Two software developers from Canterbury have donated over 250 man-hours of time to locally-based Christian charity African Pastors Fellowship (APF) to develop an app that will bring both Christian teachings and practical skills lessons, on topics such as sustainable agriculture, to remote communities across East Africa.

The ‘eVitabu’ app, which is installed on solar-powered Android tablet devices, was developed for free by Jonathan Haddock and Michael Berry, both members of Canterbury Baptist Church, who committed evenings and weekends to the project.

The ‘eVitabu’ app will help support pastors’ ministries with large church networks across East Africa, potentially impacting the Christian journey of over half a million people.  

It is estimated that over 3 million churches in the developing world are led by people with little or no qualifications for that responsibility. In Africa, it is reckoned that as many as 90 per cent of pastors have never received even a single day’s training. eVitabu, which means books in Swahili, is a pioneering tool designed specifically to support the African church.

The eVitabu app includes studies on personal, spiritual and pastoral growth; audio Bibles in local languages; theology courses from internationally renowned centres; video lectures by top Christian leaders; community development toolkits; and guides on family healthcare, leadership, advocacy, peace-building, and sustainable agriculture. It also enables African pastors to upload and share their own theological insights with their peers. Content has also been provided by partner agencies including Tearfund, Christian Aid, CPAS, Westminster Theology Centre, Lausanne Movement, A Rocha and many others.

eVitabu picture

Dave Stedman, CEO of APF commented, 'APF resources and enables African Christian leaders, of all denominations, to minister effectively through the local church. eVitabu has the potential to enable thousands of rural church leaders to access great quality training material possibly for the very first time.

'Excitingly it also provides a unique platform for the voice of the Africa church. African leaders can use eVitabu to upload and share their own material with other church leaders, so everyone benefits.'

APF launched the eVitabu app at a three-day training conference in Uganda where the durable Android Tablets were given to 57 pastors from eight East African countries including Uganda, Kenya, Rwanda, Burundi, Tanzania, Malawi, South Sudan and DRC. These pastors can now browse and download the searchable library of content before going into remote parts of the continent to teach and support other pastors and congregations. New content can be accessed and downloaded almost anywhere using a mobile phone as a wifi hotspot.

Jonathan, who works in IT for local government said, 'When Dave and Geoff from APF approached us with the vision for the app, it was clear that such a tool could address several needs faced by rural communities across Africa in a new way, with the potential to have a long-lasting impact. It was therefore exciting to be part of project that could have a life-changing impact.'

The Revd Dr Kate Colman, former President Baptist Union of Great Britain and Chair of the Evangelical Alliance Council who supports the project and attended the launch said, 'APF’s eVitabu is a totally unique resource. A mobile app full of text, audio and visual training resources in languages spoken across Africa, perfect for even the most isolated locations.

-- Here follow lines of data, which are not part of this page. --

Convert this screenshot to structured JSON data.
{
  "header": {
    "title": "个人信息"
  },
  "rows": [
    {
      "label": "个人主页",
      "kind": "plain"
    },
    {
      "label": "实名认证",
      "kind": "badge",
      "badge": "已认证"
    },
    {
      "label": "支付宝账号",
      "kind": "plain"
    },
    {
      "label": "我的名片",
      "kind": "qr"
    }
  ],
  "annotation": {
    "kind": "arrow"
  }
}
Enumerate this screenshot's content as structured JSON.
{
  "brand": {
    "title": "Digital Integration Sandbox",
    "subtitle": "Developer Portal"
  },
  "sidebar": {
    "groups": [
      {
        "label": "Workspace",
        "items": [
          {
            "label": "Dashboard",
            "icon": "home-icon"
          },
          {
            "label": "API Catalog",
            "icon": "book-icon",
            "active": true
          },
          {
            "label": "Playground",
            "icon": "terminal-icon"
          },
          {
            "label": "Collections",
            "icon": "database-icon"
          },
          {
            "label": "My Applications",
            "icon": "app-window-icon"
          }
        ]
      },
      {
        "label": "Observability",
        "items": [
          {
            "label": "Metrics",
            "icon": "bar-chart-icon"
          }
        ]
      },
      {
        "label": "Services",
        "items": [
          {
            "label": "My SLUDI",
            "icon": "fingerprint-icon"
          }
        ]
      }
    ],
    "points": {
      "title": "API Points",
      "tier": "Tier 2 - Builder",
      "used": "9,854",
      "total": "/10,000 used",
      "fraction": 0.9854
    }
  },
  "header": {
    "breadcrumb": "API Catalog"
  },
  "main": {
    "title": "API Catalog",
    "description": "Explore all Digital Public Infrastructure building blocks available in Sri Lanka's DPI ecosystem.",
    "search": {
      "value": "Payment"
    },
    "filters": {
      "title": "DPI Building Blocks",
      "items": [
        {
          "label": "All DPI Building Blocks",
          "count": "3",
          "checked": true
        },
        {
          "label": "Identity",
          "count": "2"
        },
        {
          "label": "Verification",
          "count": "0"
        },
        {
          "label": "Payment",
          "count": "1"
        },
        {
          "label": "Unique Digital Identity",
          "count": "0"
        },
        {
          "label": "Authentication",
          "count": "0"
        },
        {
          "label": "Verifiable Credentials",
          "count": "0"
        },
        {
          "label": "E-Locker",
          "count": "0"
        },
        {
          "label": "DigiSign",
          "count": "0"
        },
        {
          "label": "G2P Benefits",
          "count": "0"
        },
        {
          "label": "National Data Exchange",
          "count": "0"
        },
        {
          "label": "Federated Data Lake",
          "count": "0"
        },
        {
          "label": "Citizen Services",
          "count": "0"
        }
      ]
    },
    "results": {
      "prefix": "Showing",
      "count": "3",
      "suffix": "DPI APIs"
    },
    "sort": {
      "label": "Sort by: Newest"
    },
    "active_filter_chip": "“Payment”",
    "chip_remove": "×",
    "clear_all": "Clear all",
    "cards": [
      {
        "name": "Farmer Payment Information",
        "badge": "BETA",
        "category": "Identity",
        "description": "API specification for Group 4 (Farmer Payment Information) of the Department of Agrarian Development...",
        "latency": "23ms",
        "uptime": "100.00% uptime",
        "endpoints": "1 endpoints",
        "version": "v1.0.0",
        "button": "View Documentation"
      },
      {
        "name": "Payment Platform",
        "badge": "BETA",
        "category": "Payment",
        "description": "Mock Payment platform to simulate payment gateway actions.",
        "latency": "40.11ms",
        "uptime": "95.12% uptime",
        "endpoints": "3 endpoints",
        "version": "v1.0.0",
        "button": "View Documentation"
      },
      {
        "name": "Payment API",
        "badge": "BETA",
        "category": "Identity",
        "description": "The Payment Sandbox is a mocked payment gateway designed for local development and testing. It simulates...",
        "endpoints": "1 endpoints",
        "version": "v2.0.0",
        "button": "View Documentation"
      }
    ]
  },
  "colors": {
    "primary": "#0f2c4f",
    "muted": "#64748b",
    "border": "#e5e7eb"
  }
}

'This is pioneering work.'

One of the pastors who was provided with an eVitabu tablet is Heavenlight Luoga who oversees a network of 60 rural churches in North West Tanzania. Heavenlight explains how it will support his ministry: 'I have found many good materials on eVitabu from different contributors.

'I have mobilised a core team of five teachers and we will meet each month to study together. My wife, Kesia, will also use eVitabu resources when training pastors’ wives in Burundi. eVitabu will improve our teaching and help us address issues in the church and community such as theological error, farming and entrepreneurship.'


The eVitabu app was developed by a small group of APF volunteers who donated hundreds of man-hours to deliver this resource to impact the African church.

To send the app, loaded onto an Andoid Tablet and provided with a durable case and solar changer to Africa costs APF £200.